I fully understand the theoretical impulse to drive long-term interest rates to lower levels in hopes of stimulating loan demand and challenging the propensity for economic actors to hoard rather than invest. Given that foreign exchange markets react to interest rate differentials between countries, one effect of engineering lower rates would be to devalue the dollar, presumably to create demand for exports. The ultimate objective would be to advance final demand, generate employment for American workers and revive output.

Ben Bernanke

Fri, November 05, 2010

This sense out there, that quantitative easing or asset purchases, is some completely far removed, strange kind of thing and we have no idea what the hell is going to happen, and it's just an unanticipated, unpredictable policy—quite the contrary. This is just monetary policy.

As reported by the Wall Street Journal

William Dudley

Mon, October 25, 2010

In a recent speech, I said that both the current levels of unemployment and inflation and the timeframe over which they are likely to return to levels consistent with our mandate are unacceptable. I said that I thought further Fed action was likely to be warranted unless the economic outlook were to evolve in a way that made me more confident we would see better outcomes for both employment and inflation before too long.

Richard Fisher

Tue, October 19, 2010

Just as bookies in Vegas adjust their lines for the playoffs, the oddsmakers on the Street are constantly reassessing their positions regarding monetary policy. They change with new developments in the economy (the Fed’s Beige Book, for example, will be released tomorrow); with every public pronouncement of individual FOMC members; with insights proffered by the daily wire services and editorials in the Sunday editions of the nation’s finest newspapers (and good regional ones like your New York Times); and with the insights of consultants and analysts, some of whom even claim, spuriously, to have access to the internal deliberations of Federal Reserve policymakers. But until the committee meets, nothing is decided.

Dennis Lockhart

Mon, October 18, 2010

I am leaning in favor of additional monetary stimulus while acknowledging the longer-term risks the policy may present. At this juncture, and given the circumstances of sluggish growth and measured inflation that is too low, I give greater weight to the risk of further disinflation leading to deflation. In my mind, QE2 is a form of risk management—an insurance policy that is prudent to put in place at this time.

Dennis Lockhart

Mon, October 18, 2010

Today I will talk about an economic policy issue that, similarly, has been reduced to shorthand: QE2. This is not the famous luxury ocean liner; QE stands for quantitative easing, and the "2" denotes a second round of this policy activity.

...

Today I will walk you through the thicket of considerations that lead me, at this moment, to be sympathetic to more monetary stimulus in the near future.

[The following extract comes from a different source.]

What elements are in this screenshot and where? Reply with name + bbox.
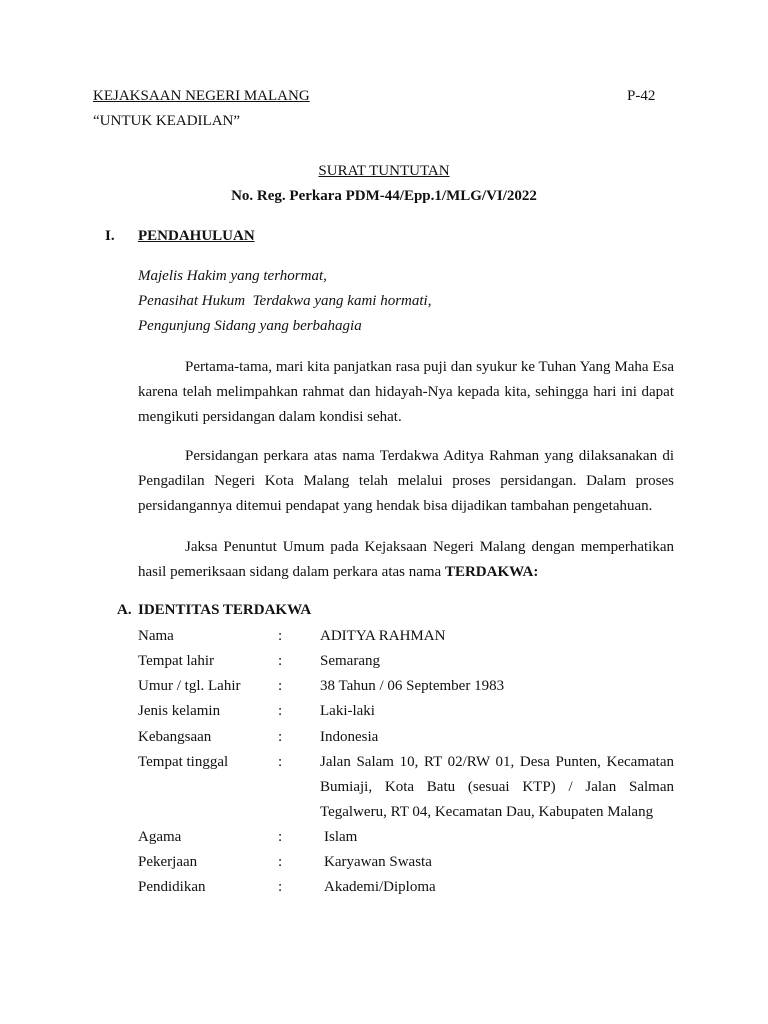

I take this view with a measure of tentativeness. Some more economic data will be posted before the next meetings of the FOMC in early November and mid December, and, as I always do, I would factor in the deliberations of the committee in the meeting before arriving at a final view.

Charles Evans

Fri, October 15, 2010

In my opinion, much more policy accommodation is appropriate today.

Dennis Lockhart

Fri, October 15, 2010

[A]nother round of monetary stimulus at least would provide some certainty that the central bank is on the job and intends to take the necessary action to avoid [possible deflation].